Yevhen sent his wife and two children westward to safety. A skeleton crew had extinguished fires caused by Russian artillery, occasionally ducked into a bomb shelter—and coordinated gas flows both to local residents and customers of Russia west of Ukraine in Europe. The Wall Street Journal agreed to use only his first name.
“They’re ready to react to any turn of events,” Yevhen said of his staff.
About a third of the gas the European Union imports from Russia hurtles down a clutch of pipelines that thread their way through Ukraine. Massive Soviet-era pipes strike from east to west and spit Russian gas into the heart of Europe. Other pipes run diagonally from northeast Ukraine, past Yevhen’s station in Mykolaiv, through Moldova and into EU members Romania and Bulgaria.
It is left to Ukraine to keep the gas flowing. Ukraine itself doesn’t directly consume the gas Russia pumps through its territory. After Moscow annexed Crimea in 2014, Kyiv stopped buying gas from Gazprom. Ukraine meets its needs with home production supplemented by imports from Poland, Slovakia and Hungary, much of it gas that originated in Russia, was resold, and then returned to Ukraine through pipelines from the West.
The amount of gas shipped through the pipelines has surged since the invasion because of a quirk in the structure of Europe’s gas market. Under deals struck years ago with Gazprom PJSC, Russia’s state producer, customers pay according to the level at which gas traded a month ago when prices were lower.
As prices in northwest Europe rocketed, hitting a record of more than 300 euros a megawatt-hour Monday, it became more profitable for companies to max out imports from Russia.
Europe’s reliance on Russian gas is at the heart of awkward power dynamics between Moscow and the West. The mismatch between sanctions imposed on Russia’s financial system and Europe’s hunger for Russian gas shows the limitations of the push to make Mr. Putin to back down.
Many in Europe fear Mr. Putin will at some point turn off the gas taps as retaliation for the sanctions, a threat spelled out by Russia’s Deputy Prime Minister Alexander Novak on Monday.
Main natural-gas pipelines into Europe
About 109 million cubic meters of Russian gas shuttles through Ukraine a day. Eventually, that fuel arrives in home furnaces, power stations and factories across Europe, keeping the region’s economy humming and voters warm.
Inside Ukraine, more than a million residents are going without gas after fighting caused extensive damage to domestic pipelines.

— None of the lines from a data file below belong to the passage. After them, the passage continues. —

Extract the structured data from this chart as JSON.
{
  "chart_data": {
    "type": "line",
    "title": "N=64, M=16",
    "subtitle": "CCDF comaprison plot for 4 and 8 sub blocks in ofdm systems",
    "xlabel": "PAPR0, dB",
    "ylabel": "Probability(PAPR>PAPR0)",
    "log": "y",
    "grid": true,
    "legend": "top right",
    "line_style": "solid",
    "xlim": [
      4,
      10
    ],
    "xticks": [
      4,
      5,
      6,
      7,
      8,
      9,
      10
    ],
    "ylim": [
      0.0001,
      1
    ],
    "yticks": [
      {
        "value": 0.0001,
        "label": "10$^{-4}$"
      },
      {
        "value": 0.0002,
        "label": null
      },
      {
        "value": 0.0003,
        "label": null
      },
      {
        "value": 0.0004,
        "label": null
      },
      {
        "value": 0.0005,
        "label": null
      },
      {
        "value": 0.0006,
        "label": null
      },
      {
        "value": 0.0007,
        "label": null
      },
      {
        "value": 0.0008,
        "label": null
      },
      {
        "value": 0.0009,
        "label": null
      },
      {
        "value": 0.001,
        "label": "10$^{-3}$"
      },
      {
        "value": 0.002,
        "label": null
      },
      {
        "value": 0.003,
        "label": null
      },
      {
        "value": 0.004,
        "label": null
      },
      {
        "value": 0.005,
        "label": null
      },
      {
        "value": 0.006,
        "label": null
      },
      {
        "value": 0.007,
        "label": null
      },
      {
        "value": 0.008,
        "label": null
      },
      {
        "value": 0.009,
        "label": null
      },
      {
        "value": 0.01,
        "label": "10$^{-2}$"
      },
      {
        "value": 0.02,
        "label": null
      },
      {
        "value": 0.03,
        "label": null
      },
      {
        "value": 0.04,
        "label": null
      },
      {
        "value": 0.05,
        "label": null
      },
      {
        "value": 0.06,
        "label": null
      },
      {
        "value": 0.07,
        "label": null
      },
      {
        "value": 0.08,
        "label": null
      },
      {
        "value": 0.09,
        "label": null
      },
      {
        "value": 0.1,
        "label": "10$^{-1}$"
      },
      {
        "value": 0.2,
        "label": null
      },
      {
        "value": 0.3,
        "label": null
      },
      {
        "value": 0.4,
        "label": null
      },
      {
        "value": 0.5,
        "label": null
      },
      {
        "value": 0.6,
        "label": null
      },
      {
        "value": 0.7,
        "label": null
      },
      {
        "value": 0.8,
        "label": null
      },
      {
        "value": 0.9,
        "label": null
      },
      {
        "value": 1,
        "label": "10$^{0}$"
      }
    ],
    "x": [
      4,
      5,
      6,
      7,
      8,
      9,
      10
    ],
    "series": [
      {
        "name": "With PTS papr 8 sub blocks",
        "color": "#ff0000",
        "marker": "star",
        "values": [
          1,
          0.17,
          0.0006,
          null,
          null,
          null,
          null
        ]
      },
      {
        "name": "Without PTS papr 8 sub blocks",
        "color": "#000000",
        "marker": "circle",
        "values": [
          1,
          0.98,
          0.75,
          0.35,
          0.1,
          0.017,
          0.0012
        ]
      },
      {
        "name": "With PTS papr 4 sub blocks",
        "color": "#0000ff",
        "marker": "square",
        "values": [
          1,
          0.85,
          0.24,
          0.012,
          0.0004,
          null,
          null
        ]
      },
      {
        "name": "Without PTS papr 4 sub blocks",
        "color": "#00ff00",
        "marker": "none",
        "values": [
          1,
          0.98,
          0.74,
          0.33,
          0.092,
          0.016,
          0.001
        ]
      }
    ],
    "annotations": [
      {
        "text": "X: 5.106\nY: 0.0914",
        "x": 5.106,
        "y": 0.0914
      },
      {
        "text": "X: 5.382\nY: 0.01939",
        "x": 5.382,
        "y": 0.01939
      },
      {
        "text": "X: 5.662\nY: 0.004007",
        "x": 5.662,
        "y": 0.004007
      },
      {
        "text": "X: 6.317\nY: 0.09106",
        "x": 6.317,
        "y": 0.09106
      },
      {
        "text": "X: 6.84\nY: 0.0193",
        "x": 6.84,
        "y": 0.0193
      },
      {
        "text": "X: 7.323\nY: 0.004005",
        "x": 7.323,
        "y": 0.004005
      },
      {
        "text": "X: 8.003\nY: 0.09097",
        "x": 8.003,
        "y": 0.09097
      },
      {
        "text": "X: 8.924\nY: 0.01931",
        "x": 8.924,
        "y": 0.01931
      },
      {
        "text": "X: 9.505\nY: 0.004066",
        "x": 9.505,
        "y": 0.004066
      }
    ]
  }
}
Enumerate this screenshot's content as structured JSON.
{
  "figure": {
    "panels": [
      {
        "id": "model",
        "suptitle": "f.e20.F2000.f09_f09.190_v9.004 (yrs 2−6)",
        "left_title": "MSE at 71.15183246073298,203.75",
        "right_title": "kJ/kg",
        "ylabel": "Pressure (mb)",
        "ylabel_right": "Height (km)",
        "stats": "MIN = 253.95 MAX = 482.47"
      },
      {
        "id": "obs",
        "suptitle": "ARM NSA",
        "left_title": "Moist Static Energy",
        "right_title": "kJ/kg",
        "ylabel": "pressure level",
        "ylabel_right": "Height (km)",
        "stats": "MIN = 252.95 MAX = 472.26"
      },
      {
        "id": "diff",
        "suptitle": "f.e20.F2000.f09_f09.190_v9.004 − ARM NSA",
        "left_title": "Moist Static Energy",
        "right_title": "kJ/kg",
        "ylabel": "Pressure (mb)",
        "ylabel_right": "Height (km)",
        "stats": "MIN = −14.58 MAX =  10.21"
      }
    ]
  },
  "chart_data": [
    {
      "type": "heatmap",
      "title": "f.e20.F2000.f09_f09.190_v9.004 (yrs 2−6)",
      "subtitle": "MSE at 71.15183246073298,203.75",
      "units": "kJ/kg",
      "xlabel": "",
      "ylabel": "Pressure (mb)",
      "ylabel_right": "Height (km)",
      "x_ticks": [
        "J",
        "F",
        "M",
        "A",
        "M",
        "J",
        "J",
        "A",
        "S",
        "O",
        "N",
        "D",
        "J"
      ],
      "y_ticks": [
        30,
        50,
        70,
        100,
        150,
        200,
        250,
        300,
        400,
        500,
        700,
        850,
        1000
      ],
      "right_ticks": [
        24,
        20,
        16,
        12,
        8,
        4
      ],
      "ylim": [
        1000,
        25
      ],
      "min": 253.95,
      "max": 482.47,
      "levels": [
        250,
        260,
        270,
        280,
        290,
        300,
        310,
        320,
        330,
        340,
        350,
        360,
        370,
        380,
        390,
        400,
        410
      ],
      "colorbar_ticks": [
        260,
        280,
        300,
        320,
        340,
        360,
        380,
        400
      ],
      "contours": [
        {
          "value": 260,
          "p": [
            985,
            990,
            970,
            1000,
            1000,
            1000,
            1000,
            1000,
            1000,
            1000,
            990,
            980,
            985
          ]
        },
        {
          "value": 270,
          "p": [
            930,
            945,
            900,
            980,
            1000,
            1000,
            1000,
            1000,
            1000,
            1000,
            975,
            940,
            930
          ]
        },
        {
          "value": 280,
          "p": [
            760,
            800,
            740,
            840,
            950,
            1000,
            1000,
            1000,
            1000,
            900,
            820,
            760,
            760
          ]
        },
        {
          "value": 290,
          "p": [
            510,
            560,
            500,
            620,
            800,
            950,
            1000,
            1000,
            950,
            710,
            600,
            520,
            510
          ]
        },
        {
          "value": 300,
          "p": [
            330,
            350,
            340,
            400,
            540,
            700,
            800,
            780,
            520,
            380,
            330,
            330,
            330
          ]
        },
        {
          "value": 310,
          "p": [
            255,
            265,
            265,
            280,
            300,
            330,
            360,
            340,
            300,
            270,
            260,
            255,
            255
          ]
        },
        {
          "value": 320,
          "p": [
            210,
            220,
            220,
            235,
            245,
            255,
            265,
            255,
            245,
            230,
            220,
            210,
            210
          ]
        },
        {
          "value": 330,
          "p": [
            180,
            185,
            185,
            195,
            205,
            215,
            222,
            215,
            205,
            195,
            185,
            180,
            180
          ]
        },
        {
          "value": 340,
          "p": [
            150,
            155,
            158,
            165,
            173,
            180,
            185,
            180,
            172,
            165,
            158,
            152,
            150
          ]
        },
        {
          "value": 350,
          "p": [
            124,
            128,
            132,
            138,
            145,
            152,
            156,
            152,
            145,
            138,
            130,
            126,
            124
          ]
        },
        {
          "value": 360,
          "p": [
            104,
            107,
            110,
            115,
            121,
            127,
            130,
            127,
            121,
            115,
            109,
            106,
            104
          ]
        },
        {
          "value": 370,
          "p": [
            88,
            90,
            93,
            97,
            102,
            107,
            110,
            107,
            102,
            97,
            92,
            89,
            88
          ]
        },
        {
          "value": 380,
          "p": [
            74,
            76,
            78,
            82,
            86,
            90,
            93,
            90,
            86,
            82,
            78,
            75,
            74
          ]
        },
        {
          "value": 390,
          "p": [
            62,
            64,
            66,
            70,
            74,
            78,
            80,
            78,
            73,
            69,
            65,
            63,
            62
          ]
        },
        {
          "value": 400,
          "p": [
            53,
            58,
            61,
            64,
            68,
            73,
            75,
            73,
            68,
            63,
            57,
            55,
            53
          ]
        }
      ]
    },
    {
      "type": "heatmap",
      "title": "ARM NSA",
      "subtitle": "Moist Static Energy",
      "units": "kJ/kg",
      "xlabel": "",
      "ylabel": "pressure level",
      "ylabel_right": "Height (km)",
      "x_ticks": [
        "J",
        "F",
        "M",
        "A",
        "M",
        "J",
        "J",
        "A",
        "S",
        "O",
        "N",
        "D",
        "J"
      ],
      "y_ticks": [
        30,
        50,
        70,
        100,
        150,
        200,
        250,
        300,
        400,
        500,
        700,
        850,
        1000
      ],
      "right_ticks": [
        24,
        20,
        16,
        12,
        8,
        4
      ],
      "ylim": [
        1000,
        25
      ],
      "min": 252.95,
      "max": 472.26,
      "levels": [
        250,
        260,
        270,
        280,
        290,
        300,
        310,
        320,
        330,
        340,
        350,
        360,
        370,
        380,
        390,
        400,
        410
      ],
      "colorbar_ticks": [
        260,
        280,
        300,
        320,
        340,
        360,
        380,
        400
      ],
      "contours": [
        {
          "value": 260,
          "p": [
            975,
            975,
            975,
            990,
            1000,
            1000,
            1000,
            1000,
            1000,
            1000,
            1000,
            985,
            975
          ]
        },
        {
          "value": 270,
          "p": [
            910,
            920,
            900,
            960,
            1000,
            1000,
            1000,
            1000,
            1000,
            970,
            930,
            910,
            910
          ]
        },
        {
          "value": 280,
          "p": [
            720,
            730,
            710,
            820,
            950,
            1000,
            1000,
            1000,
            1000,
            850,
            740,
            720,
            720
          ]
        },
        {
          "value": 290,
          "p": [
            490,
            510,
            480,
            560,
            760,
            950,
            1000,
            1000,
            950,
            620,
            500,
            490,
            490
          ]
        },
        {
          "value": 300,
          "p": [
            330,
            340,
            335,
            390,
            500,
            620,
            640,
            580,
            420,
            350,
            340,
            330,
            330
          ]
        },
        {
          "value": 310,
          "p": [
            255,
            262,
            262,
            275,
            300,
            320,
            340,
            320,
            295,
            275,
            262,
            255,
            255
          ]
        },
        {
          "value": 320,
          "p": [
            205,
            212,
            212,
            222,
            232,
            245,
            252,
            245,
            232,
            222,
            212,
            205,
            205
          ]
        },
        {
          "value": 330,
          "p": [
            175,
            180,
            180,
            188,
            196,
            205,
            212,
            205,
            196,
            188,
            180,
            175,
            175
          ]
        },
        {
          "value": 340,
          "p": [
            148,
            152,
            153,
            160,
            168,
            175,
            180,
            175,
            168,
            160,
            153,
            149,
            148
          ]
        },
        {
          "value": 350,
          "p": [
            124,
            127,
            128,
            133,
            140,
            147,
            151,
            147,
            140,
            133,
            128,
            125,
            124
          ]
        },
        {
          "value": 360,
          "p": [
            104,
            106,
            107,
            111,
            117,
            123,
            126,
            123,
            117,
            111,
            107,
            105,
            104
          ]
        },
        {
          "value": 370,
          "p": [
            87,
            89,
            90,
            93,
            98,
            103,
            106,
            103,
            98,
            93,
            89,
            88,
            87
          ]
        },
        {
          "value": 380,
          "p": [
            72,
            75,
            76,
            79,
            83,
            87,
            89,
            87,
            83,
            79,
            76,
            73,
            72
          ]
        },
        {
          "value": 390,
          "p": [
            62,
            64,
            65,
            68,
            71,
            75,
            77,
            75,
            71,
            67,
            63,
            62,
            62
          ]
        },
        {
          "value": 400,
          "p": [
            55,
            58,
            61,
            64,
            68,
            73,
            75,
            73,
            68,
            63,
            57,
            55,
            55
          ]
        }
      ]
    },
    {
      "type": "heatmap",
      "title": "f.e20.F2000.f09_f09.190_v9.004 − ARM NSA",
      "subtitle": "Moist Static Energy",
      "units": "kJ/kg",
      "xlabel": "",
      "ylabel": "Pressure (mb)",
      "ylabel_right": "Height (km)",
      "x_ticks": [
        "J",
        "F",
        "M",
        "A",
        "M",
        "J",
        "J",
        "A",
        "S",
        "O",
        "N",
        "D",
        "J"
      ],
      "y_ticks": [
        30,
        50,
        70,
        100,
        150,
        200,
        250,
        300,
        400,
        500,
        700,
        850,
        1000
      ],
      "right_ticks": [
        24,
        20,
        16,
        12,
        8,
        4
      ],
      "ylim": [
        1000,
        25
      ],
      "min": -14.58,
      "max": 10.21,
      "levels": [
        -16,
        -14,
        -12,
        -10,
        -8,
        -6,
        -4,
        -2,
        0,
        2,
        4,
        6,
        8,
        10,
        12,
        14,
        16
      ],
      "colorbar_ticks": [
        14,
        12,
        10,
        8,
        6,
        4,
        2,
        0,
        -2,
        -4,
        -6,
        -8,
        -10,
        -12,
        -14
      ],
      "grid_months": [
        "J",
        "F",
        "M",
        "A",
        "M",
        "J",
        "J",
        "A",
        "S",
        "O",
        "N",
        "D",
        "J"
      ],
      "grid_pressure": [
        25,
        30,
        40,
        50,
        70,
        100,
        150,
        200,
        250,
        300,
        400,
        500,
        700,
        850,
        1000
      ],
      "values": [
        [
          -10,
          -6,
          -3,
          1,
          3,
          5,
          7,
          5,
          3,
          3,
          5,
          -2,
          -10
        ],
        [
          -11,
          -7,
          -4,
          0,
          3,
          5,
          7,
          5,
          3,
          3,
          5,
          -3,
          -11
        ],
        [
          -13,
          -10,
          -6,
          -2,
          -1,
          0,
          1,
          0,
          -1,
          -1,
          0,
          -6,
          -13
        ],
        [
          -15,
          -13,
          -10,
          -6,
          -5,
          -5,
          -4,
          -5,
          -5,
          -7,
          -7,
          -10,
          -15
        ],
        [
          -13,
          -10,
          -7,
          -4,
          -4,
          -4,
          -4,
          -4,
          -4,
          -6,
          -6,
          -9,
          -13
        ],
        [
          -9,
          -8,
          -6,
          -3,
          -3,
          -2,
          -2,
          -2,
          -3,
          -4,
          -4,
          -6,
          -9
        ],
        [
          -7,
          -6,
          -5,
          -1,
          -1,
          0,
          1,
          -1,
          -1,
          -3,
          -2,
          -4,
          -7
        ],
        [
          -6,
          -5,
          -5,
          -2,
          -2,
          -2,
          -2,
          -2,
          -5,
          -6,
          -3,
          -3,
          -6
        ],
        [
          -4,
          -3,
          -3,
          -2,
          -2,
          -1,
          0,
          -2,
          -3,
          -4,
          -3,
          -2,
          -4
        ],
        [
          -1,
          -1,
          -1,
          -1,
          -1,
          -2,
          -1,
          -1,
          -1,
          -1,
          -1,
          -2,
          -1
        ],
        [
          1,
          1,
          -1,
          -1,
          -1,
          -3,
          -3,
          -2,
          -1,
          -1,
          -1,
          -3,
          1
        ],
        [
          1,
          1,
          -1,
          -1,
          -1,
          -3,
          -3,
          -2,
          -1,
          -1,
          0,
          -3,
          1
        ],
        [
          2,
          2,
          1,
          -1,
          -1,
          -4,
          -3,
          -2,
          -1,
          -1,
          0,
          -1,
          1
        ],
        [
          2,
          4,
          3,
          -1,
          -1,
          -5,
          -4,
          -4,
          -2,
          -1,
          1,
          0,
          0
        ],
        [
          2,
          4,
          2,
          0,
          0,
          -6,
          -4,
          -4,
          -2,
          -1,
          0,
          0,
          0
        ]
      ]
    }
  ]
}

Districts of Kyiv and entire towns including Mariupol have no gas, according to the Transmission System Operator, or TSO. The dearth of fuel is contributing to a humanitarian crisis caused by Russia’s bombardment of residential areas in cities.
“Nobody feels safe,” said TSO Chief Executive Sergiy Makogon from a reserve dispatching station in western Ukraine, to which the company’s headquarters decamped from Kyiv a day after war broke out.